Même si une image négative de lui a circulé dans les médias pendant des mois, et que des vidéos de ses actes disgracieux à ont été diffusées en boucle sur les chaînes de télé de partout, Jonathan Roy est disposé à faire face à la critique une seconde fois en lançant un premier album, «What I've Become».
Le garçon ne manque pas d'assurance. Il est même prêt à affronter le public du Saguenay-Lac-Saint-Jean.
Mais après avoir fait un doigt d'honneur à la foule du Centre Georges-Vézina suite à son attaque contre le cerbère des Saguenéens de Chicoutimi, Bobby Nadeau, le 22 mars 2008, à quel accueil peut s'attendre le fils de Patrick Roy de la population?
«Je ne sais pas. Ma famille qui habite la région me dit que plusieurs personnes ont tourné la page, mais ce n'est pas tout le monde. Je n'ai aucune idée de ce que les gens pensent.»
Jonathan Roy n'a pas encore de spectacle prévu dans la région. Il a reçu une offre, mais elle ne cadrait pas dans son horaire. «C'est sûr que je vais venir prochainement», promet-il.
Toutefois, le jeune auteur-compositeur-interprète admet avoir certaines craintes.

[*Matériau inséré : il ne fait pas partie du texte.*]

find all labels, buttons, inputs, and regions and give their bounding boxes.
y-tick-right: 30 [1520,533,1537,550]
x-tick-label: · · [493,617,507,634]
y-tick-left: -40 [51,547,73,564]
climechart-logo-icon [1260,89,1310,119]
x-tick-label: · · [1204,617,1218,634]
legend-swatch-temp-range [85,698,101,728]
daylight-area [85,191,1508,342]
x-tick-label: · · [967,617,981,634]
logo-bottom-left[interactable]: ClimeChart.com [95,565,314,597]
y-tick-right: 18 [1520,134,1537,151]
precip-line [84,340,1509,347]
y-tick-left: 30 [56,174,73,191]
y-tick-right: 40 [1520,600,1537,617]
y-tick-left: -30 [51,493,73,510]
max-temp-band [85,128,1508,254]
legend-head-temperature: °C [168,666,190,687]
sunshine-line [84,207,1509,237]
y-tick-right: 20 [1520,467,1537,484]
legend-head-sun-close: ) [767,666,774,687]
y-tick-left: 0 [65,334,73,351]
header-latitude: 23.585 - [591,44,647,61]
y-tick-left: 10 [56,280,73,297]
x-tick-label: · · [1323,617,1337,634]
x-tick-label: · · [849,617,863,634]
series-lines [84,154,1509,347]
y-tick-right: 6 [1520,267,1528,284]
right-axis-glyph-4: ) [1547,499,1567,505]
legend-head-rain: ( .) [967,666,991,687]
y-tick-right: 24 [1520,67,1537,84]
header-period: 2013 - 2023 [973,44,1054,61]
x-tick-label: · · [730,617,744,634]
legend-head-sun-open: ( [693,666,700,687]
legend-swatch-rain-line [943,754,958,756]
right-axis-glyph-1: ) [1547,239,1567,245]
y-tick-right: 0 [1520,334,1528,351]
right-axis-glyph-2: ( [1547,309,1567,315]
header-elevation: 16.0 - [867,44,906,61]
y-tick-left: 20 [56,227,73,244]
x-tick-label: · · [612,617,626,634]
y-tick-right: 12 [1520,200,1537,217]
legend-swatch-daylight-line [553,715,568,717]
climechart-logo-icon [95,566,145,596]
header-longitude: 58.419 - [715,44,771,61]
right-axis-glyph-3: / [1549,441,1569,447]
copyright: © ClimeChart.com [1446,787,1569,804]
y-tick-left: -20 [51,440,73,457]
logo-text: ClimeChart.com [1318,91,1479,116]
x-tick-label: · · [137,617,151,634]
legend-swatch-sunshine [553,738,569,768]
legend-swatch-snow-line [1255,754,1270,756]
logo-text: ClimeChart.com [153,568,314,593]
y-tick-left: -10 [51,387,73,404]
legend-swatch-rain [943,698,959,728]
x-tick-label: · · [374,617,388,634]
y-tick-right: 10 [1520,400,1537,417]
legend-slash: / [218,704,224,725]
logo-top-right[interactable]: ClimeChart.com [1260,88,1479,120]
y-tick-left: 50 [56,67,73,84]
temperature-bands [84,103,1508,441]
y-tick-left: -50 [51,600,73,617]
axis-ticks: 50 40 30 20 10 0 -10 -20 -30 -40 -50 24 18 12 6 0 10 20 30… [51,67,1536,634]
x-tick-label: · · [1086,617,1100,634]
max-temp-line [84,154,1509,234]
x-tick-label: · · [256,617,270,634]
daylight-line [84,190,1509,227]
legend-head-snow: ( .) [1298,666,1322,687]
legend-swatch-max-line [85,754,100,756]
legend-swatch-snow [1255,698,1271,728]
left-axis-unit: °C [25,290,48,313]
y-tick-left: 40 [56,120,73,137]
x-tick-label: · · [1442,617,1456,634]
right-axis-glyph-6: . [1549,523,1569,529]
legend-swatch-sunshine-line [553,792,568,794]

«J'ai un peu peur. Je ne sais pas ce qui se passe à Chicoutimi. Je n'ai aucune idée à quoi m'attendre. J'ai manqué énormément de respect envers le public là-bas. Je ne sais pourquoi ces gens devraient me respecter... Encore aujourd'hui, je m'excuse auprès d'eux.»
Une chose est certaine, au Québec, l'accueil médiatique et populaire réservé à Jonathan Roy a de quoi faire des envieux.
Déjà, une trentaine de spectacles figurent à l'horaire du nouvel artiste. Son album folk-rock est aussi l'un des meilleurs vendeurs en magasin.
«Cette semaine, le disque est même en première position des ventes anglophones», s'étonne lui-même le jeune artiste. «La semaine passée, je me trouvais entre Jason Mraz et Green Day! Ça me surprend. Je ne peux pas demander mieux.»
Notoriété
Jonathan Roy confirme que même si les médias ont projeté une image négative de lui suite à la fameuse partie contre les Saguenéens, il profite de la notoriété engendrée par le malheureux événement. Depuis, qui ne sait pas qui est Jonathan Roy?
«C'est sûr que ça m'a fait connaître aux gens. Mais malheureusement, ce n'est pas l'image que je voulais projeter. Je voulais changer ça. Je voulais montrer aux gens que je ne suis pas la personne qu'ils ont vue sur patins à Chicoutimi. J'aime la vie. Je suis généreux et sensible. Quand à 18 ans tu vis une affaire de même, l'affaire la plus médiatisée, c'est très difficile. Mais à 19 ans, ça va mieux. Et à 20 ans, ça va encore mieux. J'ai appris et je suis devenu une meilleure personne.»
Celui qui signe l'ensemble des textes des 13 pièces de son album a d'ailleurs extériorisé ses sentiments dans la pièce «All because of me». «J'ai écrit sur un jeune homme de 20 ans qui se sent perdu après tout ce qui lui est arrivé.»
Si être le fils de Patrick Roy a valu à Jonathan de voir ses actes à la une de tous les journaux, porter son nom comporte aussi ses avantages.
«C'est certain que le nom m'ouvre des portes pour les entrevues. Aux deux lancements, à Montréal et Québec, il y a avait beaucoup de médias», confirme-t-il.
Mais le jeune homme tenait absolument à réaliser son rêve sans l'aide de son paternel. «Patrick n'a pas mis une «cent» dans le projet. C'était très important pour moi que pour une fois dans ma vie, il ne paie pas pour ce que je veux devenir.»
Le jeune homme souhaite maintenant se concentrer sur sa nouvelle carrière. «Je ne peux pas aller plus loin en hockey, par manque de talent. Je pourrais jouer encore un an pur le fun, mais on va voir. Je veux me concentrer sur ma carrière en chanson.»